Friday, June 13, 2008

A little more Dhaka...

So yesterday at work we convinced Bulbul, who works in accounting, to take us on another tour of Dhaka today. We told him where we had been, and he planned a route for us and would be our tour guide. So after picking Bulbul up at his house, we headed off to the National Assembly. Unfortunately we couldn't get very close. Apparently the building is pretty much shut down because there are no elected officials (thanks to the lack of elections). So we could only get in front of the grounds and into the park dedicated to Zia, the second president of Bangladesh. 
We then headed over to Dhaka University to take a look at a bunch of monuments (to the language movement, the student movement and the national martyrs). 
We also stopped at the science faculty which has a beautiful building that was named for the British Viscount who had been in charge of all of the sub-continent (can't remember his name though). 
Lunch at a really strange Thai restaurant names Voot, which means ghost, but it was good. 
We then headed back to Old Dhaka to see a few things that we had missed the first time through. Went to the main Hindu temple (weird shrine) and then to Lalbagh Fort (another important pink building). The fort was pretty cool as it is pretty much a park for locals, beautiful grounds to escape the rickshaws, and kids are playing, people are picnicing, and generally a nice place. 
So yeah, that was about it. Had dinner at our favourite pizza place around the corner and watching some of the Euro Cup now. 

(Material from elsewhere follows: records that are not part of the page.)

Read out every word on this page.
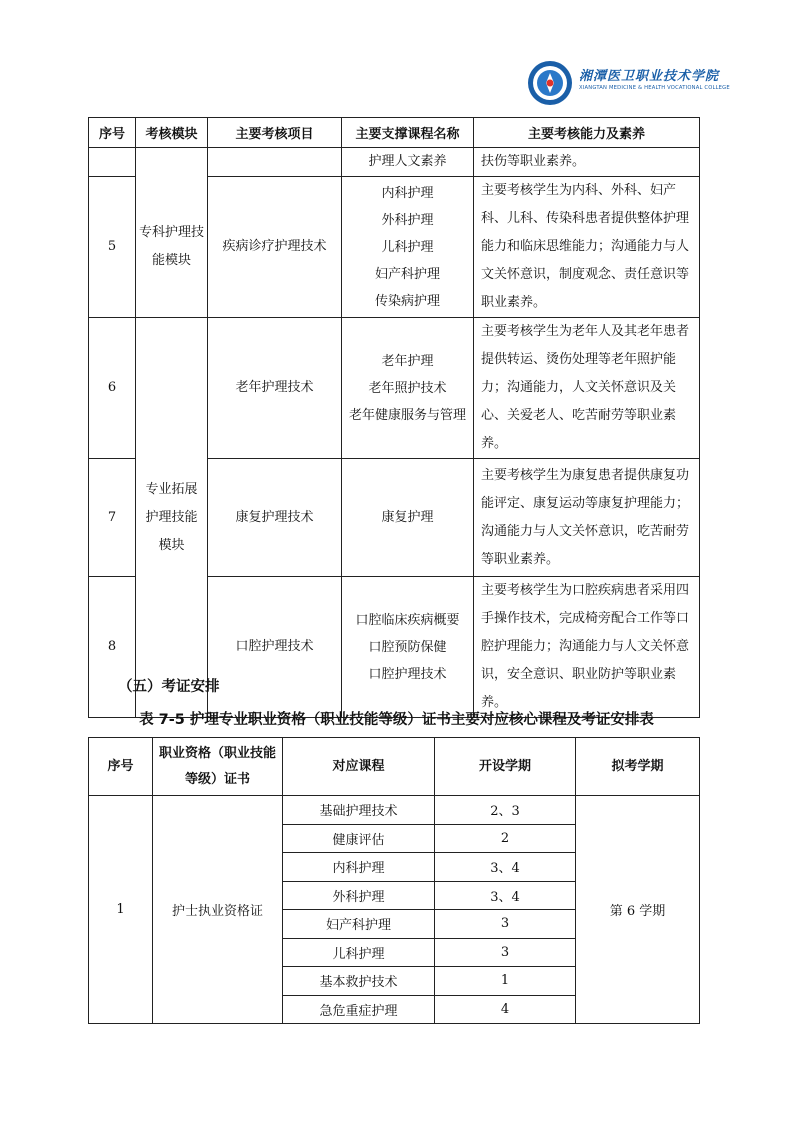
湘潭医卫职业技术学院
XIANGTAN MEDICINE & HEALTH VOCATIONAL COLLEGE
序号	考核模块	主要考核项目	主要支撑课程名称	主要考核能力及素养
			护理人文素养	扶伤等职业素养。
5	专科护理技能模块	疾病诊疗护理技术	内科护理
外科护理
儿科护理
妇产科护理
传染病护理	主要考核学生为内科、外科、妇产科、儿科、传染科患者提供整体护理能力和临床思维能力；沟通能力与人文关怀意识，制度观念、责任意识等职业素养。
6	专业拓展护理技能模块	老年护理技术	老年护理
老年照护技术
老年健康服务与管理	主要考核学生为老年人及其老年患者提供转运、烫伤处理等老年照护能力；沟通能力，人文关怀意识及关心、关爱老人、吃苦耐劳等职业素养。
7		康复护理技术	康复护理	主要考核学生为康复患者提供康复功能评定、康复运动等康复护理能力；沟通能力与人文关怀意识，吃苦耐劳等职业素养。
8		口腔护理技术	口腔临床疾病概要
口腔预防保健
口腔护理技术	主要考核学生为口腔疾病患者采用四手操作技术，完成椅旁配合工作等口腔护理能力；沟通能力与人文关怀意识，安全意识、职业防护等职业素养。
（五）考证安排
表 7-5 护理专业职业资格（职业技能等级）证书主要对应核心课程及考证安排表
序号	职业资格（职业技能等级）证书	对应课程	开设学期	拟考学期
1	护士执业资格证	基础护理技术	2、3	第 6 学期
		健康评估	2	
		内科护理	3、4	
		外科护理	3、4	
		妇产科护理	3	
		儿科护理	3	
		基本救护技术	1	
		急危重症护理	4	
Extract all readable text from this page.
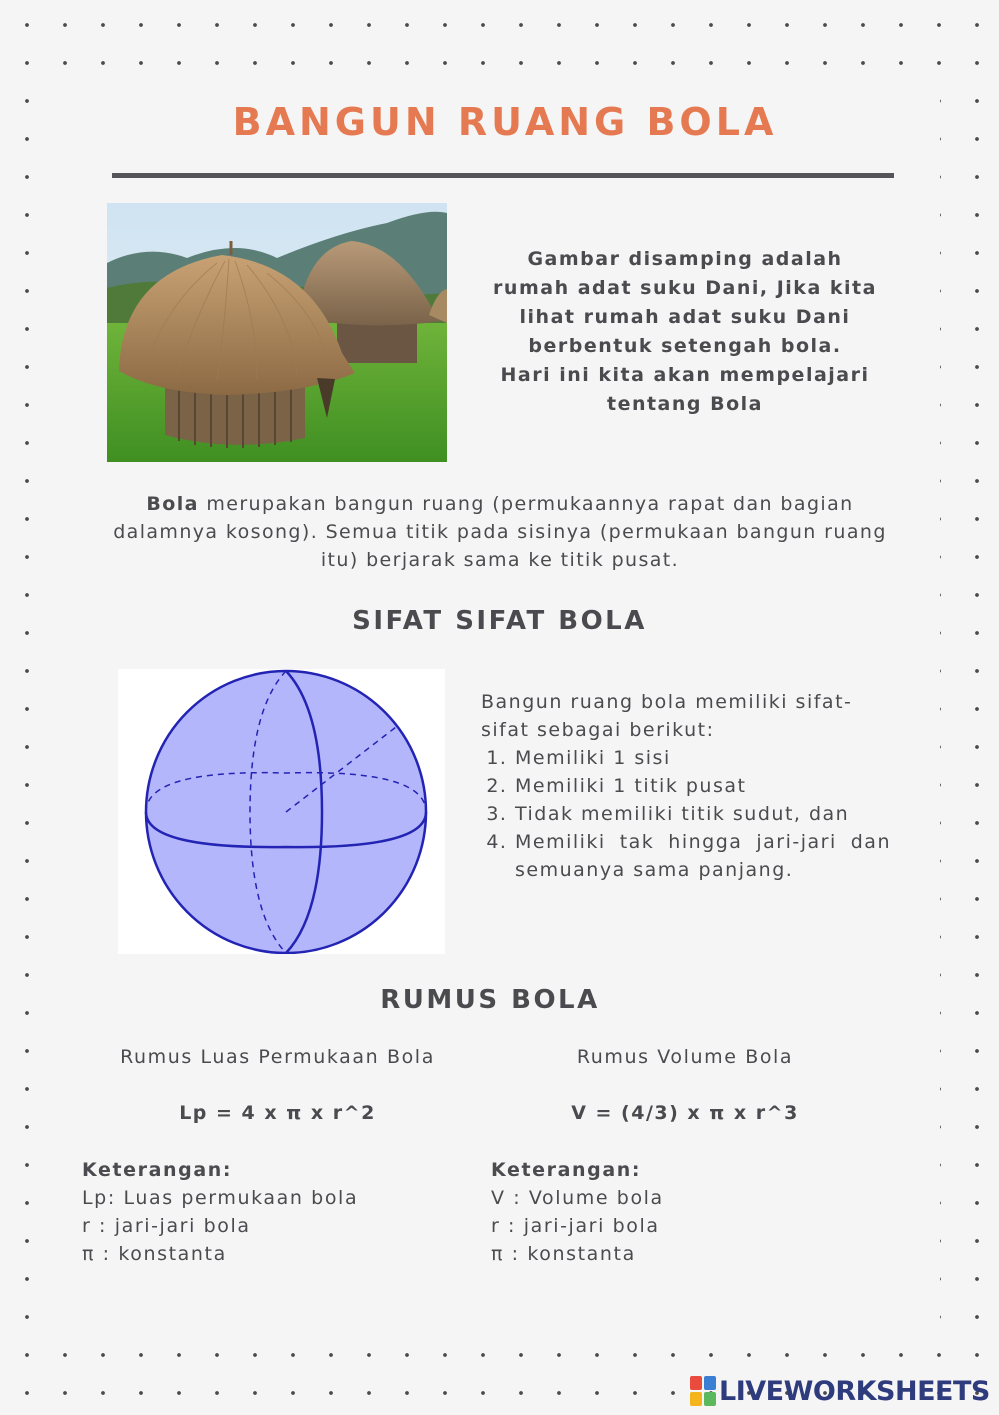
BANGUN RUANG BOLA
Gambar disamping adalah
rumah adat suku Dani, Jika kita
lihat rumah adat suku Dani
berbentuk setengah bola.
Hari ini kita akan mempelajari
tentang Bola
Bola merupakan bangun ruang (permukaannya rapat dan bagian dalamnya kosong). Semua titik pada sisinya (permukaan bangun ruang itu) berjarak sama ke titik pusat.
SIFAT SIFAT BOLA
Bangun ruang bola memiliki sifat-sifat sebagai berikut:
1. Memiliki 1 sisi
2. Memiliki 1 titik pusat
3. Tidak memiliki titik sudut, dan
4. Memiliki tak hingga jari-jari dan semuanya sama panjang.
RUMUS BOLA
Rumus Luas Permukaan Bola	Rumus Volume Bola
Lp = 4 x π x r^2	V = (4/3) x π x r^3
Keterangan:
Lp: Luas permukaan bola
r : jari-jari bola
π : konstanta
Keterangan:
V : Volume bola
r : jari-jari bola
π : konstanta
LIVEWORKSHEETS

Things I learned today 1) having a yellow license plate in Bangladesh signals foreigner and means you get to do whatever you want and people won't question it. 2) Being a foreigner means you are subject to price discrimination, both when it comes to bargaining as well as more blatantly (foreigners pay 100 taka to get into Fort Lalbagh, locals pay 10 taka). 3) Bangladesh politics is really messed up (this has been coming all along but was even more obvious today). The first president was assassinated by the army, along with most of his family. One daughter survived, went on to become PM and is now in jail on corruption charges (actually, she was just granted leave to Canada to seek medical treatment - we don't want her). The second president was also assassinated by the army, his wife went on to become PM and is now in jail on corruption charges (she has been offered leave to the US to seek medical treatment). See a pattern here? Apparently the first two guys were wonderful and not corrupt and believed in Bangladesh, their families not so much. 
Anyways, those are my lessons for today.